Financial Inclusion Nigeria

Woman selling tomatoes in a local market receiving payment via mobile phone transfer | PC: Adobe Stock

Context

Financial service providers have traditionally used loan officers and standard financial data to make underwriting decisions, excluding many vulnerable people who may live far from bank branches or lack the financial history and documentation needed to obtain credit. The shift to digital loans and the ability to leverage new sources of data and algorithmic decision making has the potential to lower costs and expand access to financial services.

Many of these new data sources, however, are highly sensitive. A rise in data breaches and data misuse have led to new restrictions on data collection, use, and sharing, which could limit the potential of digital financial channels to include new populations.

These data restrictions reduce consumer harms, but at a steep cost. Researchers are now investigating whether algorithmic credit scores can be calculated with the use of Privacy Enhancing Technologies (PETs), safeguarding consumer data and providing social welfare benefits.

Study Design

This project aims to characterize the loss of underwriting accuracy, and thus lender profit, from the use of provably private data when constructing algorithmic credit scores. Accuracy, in this case, refers to the proportion of clients who pay back loans on time.

To provide privacy, researchers are turning to differential privacy, a leading PET that leverages random “noise” to hide the presence of individuals in a dataset. Although differentially private methods are among the most rigorous for guaranteeing privacy, they are best suited for aggregate statistics (e.g. median income for a region) rather than tasks which require learning about individuals, such as credit underwriting. Because of this, the team is using a similar approach as in their work in Togo, applying a novel variant of differential privacy to the underlying data used by a partner fintech in Nigeria.

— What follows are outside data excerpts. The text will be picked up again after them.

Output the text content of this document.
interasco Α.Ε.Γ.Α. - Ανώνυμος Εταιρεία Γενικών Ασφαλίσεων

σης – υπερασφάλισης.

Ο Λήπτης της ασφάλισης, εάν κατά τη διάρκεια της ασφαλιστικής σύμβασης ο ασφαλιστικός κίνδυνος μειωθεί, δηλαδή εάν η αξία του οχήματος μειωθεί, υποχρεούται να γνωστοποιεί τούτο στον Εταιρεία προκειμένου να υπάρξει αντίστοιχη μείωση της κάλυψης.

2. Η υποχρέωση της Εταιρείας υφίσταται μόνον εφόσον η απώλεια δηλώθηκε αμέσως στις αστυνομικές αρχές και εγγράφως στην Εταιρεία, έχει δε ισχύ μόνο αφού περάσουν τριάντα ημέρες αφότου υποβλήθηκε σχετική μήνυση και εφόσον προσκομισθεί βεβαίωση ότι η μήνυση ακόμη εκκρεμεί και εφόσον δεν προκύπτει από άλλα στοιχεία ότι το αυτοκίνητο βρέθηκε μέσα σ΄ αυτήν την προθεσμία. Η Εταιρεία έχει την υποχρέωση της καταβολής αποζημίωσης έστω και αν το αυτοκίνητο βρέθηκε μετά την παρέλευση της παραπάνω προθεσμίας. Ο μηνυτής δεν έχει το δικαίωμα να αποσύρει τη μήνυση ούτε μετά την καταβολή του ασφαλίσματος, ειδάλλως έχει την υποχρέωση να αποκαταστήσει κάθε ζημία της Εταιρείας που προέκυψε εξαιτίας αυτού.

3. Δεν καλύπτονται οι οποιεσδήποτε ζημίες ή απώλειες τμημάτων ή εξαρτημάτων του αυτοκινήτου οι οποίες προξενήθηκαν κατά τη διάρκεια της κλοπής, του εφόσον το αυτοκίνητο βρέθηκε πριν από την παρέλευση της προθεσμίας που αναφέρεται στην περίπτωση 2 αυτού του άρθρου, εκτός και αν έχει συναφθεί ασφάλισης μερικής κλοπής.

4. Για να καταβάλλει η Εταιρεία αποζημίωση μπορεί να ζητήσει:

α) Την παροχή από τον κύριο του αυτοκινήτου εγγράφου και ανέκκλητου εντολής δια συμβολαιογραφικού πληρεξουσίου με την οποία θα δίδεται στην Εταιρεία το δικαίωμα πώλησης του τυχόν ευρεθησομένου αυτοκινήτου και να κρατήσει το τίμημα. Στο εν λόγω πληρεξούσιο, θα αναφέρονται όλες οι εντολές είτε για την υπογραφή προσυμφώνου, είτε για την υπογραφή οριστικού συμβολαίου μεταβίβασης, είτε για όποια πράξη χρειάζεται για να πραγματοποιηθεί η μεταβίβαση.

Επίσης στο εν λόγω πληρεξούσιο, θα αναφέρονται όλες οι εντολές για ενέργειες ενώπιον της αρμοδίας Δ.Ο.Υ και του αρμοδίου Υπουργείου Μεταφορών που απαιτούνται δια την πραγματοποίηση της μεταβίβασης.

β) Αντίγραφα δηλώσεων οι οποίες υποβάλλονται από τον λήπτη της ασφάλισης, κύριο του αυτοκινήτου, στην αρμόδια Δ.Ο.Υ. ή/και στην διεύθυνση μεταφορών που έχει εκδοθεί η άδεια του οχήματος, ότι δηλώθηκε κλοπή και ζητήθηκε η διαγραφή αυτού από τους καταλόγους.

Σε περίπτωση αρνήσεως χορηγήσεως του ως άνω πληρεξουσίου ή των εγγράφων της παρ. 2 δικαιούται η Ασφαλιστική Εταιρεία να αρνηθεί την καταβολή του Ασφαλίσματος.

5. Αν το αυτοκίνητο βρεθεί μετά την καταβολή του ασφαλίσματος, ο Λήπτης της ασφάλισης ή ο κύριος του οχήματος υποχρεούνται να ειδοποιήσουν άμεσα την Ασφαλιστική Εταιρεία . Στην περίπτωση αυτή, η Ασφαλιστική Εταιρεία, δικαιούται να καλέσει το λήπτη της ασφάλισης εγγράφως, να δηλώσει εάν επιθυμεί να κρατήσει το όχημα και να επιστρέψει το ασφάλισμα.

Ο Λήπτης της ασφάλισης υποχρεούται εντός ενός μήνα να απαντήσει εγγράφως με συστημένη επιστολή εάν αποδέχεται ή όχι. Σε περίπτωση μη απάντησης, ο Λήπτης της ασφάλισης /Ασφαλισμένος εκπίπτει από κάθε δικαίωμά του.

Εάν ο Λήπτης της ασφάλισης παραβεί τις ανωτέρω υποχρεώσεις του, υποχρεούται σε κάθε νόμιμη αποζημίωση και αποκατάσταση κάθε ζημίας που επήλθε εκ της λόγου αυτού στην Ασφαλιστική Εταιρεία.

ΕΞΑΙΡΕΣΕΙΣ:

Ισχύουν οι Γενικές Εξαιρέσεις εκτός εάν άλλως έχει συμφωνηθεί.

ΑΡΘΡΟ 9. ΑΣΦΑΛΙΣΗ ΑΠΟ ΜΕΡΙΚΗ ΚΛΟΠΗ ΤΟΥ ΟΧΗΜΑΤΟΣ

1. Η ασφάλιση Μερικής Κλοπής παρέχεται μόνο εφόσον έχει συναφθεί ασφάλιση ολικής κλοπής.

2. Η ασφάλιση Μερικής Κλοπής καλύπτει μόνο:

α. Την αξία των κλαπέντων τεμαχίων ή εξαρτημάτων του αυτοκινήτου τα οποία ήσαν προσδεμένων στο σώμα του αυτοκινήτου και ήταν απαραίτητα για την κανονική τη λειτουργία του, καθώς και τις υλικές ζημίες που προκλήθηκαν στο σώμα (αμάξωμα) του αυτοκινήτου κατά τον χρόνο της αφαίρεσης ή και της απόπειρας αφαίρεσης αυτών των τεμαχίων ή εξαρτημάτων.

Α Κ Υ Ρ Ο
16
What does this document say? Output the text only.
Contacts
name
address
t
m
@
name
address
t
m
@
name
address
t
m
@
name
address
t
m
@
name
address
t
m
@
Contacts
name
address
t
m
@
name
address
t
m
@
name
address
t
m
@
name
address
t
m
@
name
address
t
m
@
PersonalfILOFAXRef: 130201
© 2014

The research team is able to run simulations first without consumer privacy and then with progressively higher levels of privacy. For each simulation, researchers will build a model to predict which individuals should receive loans and compare those predictions to the actual underwriting decisions made by the lender. Leveraging the differences between their predictions and the lender’s actual decisions, the researchers will assess how payment outcomes and profit would change for the lender at each level of privacy protection.

Results & Policy Lessons

The results from the project are forthcoming.